Lesley Lowe’s book “Autumn Gold” will warm your heart … and break your heart.
It’s heartwarming not least because of the inexhaustible courage Vashti shows in her fight against multiple myeloma, an incurable, but treatable, bone marrow cancer. Vashti is Lowe’s daughter and the book’s tragic central figure.
The book is, in part, a love story. Vashti reunites with the love of her life, Jeff. The two had been together years before, but broke up. Surprisingly, and to their delight, he comes back into her life and they make plans to marry.
Because Vashti demonstrates a deep empathy despite her physical pain and uncertain future, she reaches out to offer hope to others dealing with the disease as they, too, face uncertainty. Her joie de vivre resonates with everyone who comes in contact with her.
In the end, “Autumn Gold” is a heartbreaking story. After chemotherapy and radiation treatments, and two bone marrow transplants – one from a live donor in Germany – Vashti loses her 18-month battle with cancer at the age of 34. She died in April 2015.
Vashti, Lowe said, wanted to write a book on bone marrow transplantation particularly for younger people if her cancer had gone into remission. It never did.

Lowe, of Albuquerque, said she promised her daughter she would write a book about the procedure if Vashti couldn’t. Lowe’s book is more about her daughter’s life, but includes information on the bone marrow transplantation procedure.
She calls what she wrote an historical biography. Remembrances provided by Vashti’s friends are grafted on. “Those parts … wrote themselves,” Lowe said. Her husband, Russell, also contributed a story about Vashti’s attempts to get to places on time.
Lowe waited until 2019 to start writing the book because it would have been too emotionally difficult for her to have begun it sooner.
An oncologist explains to Vashti that multiple myeloma is a cancer that develops in the plasma cells, a type of white blood cell important to the body’s immune system. Myeloma cells collect in the bone marrow, forming tumors in the bones; the disease occurs mostly in older men.
The source of the title “Autumn Gold” comes from what Lowe said Vashti had told her about a session she had with a psychiatrist.
Lowe writes that her daughter discussed two things about the session: One was that she told the psychiatrist her soul had been shattered when she learned about her cancer diagnosis; the other was that, while looking out of the psychiatrist’s window and seeing the autumn leaves, Vashti told her that “she had wondered why, in their natural progression toward imminent death, they displayed such vibrant colors as vivid, exquisite gold.”

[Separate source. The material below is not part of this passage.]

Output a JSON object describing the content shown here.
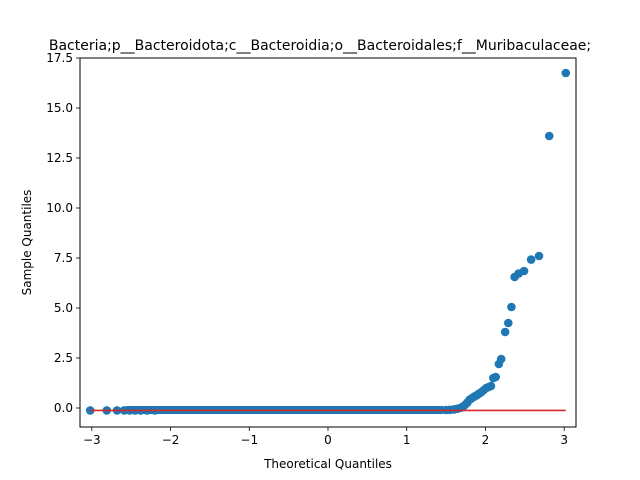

Lowe “realized that Vashti had mirrored that mystery by turning her fear and disappointment into a seemingly golden aura of love and compassion for others and gratitude for the life she had lived.”
Vashti’s thoughts about nature was but one striking example of her ability to make a connection to the spirit world. At one point, June silently thanked the Divine Presence for getting the family through Vashti’s first transplant procedure. She then “prayed that the strongest force in the universe – love – would surround her daughter and kill any cancer cells in her blood.”
In the final chapter, Lowe unexpectedly finds Vashti’s journal while cleaning out her late daughter’s North Valley home. The find, Lowe writes, awakened a sense of her daughter’s continued presence in her life. The book is subtitled “A Rendezvous with Cancer, Knowing Death Is Not Final.”
Vashti graduated from La Cueva High School, and received undergraduate and law school degrees from the University of New Mexico. She was an Albuquerque attorney.
Lowe said March is Multiple Myeloma Awareness Month and that bethematch.org is the website of the organization handling all bone marrow testing for donations for transplants. The National Marrow Donor Program maintains a national registry for people willing to donate their bone marrow.